The clever reuse of pre-existing music was perhaps one of the most widespread of musical practices, whether one might consider it a game or not. The album begins with the beautiful antiphon “Argentum et aurum,” followed by two movements of the Mass built on it by Heinrich Isaac. But quotation is not Isaac’s only trick; he sets the chant at different rhythmic speeds, syncopates some voices, and in fascinatingly minimalist fashion, each voice of the first “Kyrie” sings only one type of duration (the uppermost voice, for example, gets to sing only dotted breves). Later, three different works borrow the famous “L’homme armé” tune: first, the polytextual rondeau “Il sera par vous conbatu/L’homme armé,” likely by Du Fay, followed by movements of the Mass by Ockeghem and the Missa L’homme armé sexti toni by Josquin.

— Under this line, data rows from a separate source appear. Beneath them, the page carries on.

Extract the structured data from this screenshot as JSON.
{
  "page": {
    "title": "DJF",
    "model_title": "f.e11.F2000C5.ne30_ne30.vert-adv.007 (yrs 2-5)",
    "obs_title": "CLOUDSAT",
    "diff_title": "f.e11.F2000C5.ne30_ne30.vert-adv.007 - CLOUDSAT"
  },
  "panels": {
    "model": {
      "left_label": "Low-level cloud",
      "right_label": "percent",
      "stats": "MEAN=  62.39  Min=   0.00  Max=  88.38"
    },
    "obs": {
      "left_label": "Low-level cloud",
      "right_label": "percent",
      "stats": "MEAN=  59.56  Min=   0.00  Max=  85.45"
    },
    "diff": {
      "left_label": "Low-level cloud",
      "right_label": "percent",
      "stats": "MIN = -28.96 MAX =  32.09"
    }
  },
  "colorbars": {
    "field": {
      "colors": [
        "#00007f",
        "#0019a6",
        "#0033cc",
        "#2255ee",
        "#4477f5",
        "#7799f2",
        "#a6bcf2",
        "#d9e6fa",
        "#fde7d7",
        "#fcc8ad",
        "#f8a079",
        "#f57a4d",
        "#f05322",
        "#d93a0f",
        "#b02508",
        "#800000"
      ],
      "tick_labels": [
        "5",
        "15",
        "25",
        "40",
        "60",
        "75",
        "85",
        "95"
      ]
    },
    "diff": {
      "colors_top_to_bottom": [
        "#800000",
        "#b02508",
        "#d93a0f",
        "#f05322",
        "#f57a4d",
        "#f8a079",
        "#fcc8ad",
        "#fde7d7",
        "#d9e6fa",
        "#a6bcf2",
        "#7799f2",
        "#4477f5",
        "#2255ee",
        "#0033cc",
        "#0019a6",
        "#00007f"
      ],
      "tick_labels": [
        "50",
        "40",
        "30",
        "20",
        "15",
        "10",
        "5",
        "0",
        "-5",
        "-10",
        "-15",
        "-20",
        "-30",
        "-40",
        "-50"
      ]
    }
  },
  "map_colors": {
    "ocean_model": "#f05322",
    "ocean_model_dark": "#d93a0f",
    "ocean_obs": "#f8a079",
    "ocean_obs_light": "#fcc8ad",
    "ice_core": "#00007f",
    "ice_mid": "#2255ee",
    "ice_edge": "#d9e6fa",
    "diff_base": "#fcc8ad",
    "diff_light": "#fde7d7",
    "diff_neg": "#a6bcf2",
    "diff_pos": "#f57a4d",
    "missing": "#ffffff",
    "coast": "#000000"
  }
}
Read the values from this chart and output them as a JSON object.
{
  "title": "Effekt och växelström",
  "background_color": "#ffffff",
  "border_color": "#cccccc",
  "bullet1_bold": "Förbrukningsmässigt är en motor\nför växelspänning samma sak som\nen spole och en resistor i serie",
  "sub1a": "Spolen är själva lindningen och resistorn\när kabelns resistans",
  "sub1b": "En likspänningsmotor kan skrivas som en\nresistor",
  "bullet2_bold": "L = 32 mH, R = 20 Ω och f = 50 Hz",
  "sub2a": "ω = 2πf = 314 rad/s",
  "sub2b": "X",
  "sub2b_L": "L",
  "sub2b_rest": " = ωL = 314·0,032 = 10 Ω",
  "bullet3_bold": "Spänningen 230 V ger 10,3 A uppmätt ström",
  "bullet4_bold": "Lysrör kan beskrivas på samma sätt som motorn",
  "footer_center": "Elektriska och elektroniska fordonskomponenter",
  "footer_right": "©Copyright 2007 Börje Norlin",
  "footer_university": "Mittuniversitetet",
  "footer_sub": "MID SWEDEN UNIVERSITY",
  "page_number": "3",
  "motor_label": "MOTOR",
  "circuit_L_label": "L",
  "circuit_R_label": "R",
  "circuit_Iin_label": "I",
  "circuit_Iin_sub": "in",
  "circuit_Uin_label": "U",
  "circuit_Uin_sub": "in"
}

Two other works are shaped in different ways by proportions. Busnoys celebrated his teacher Ockeghem in the motet In hydraulis, for which both the pitch and rhythmic durations are structured by Pythagorean proportions. The Sanctus of Josquin’s Missa Di dadi, on the other hand, has a pair of dice printed in the margins of the work that tell the performer what level of augmentation certain note values should have. (And for anyone confused by such a canon, Petrucci also printed the resolution to the riddle.)
The last two works are the two famous “picture songs” by Baude Cordier, “Tout par compas” (in the shape of a circle) and “Belle, bonne, sage” (in the shape of a heart); both also contain other notational, proportional, and canonic complexities.
Active since 1972, Pomerium, led by Alexander Blachly, is certainly no stranger to these works, and it shows. Each is handled like an old friend, with warmth, understanding, and a sense of invitation. The larger works are lovely, but for me the real standouts are the ones for smaller ensemble: the two Baude Cordier songs, and especially the witty, gorgous “L’homme armé” rondeau. It’s a comfortable recording, gentle and solid.
Karen Cook specializes in the music, theory, and notation of the late medieval and early Renaissance periods. She is assistant professor of music at the University of Hartford in Connecticut.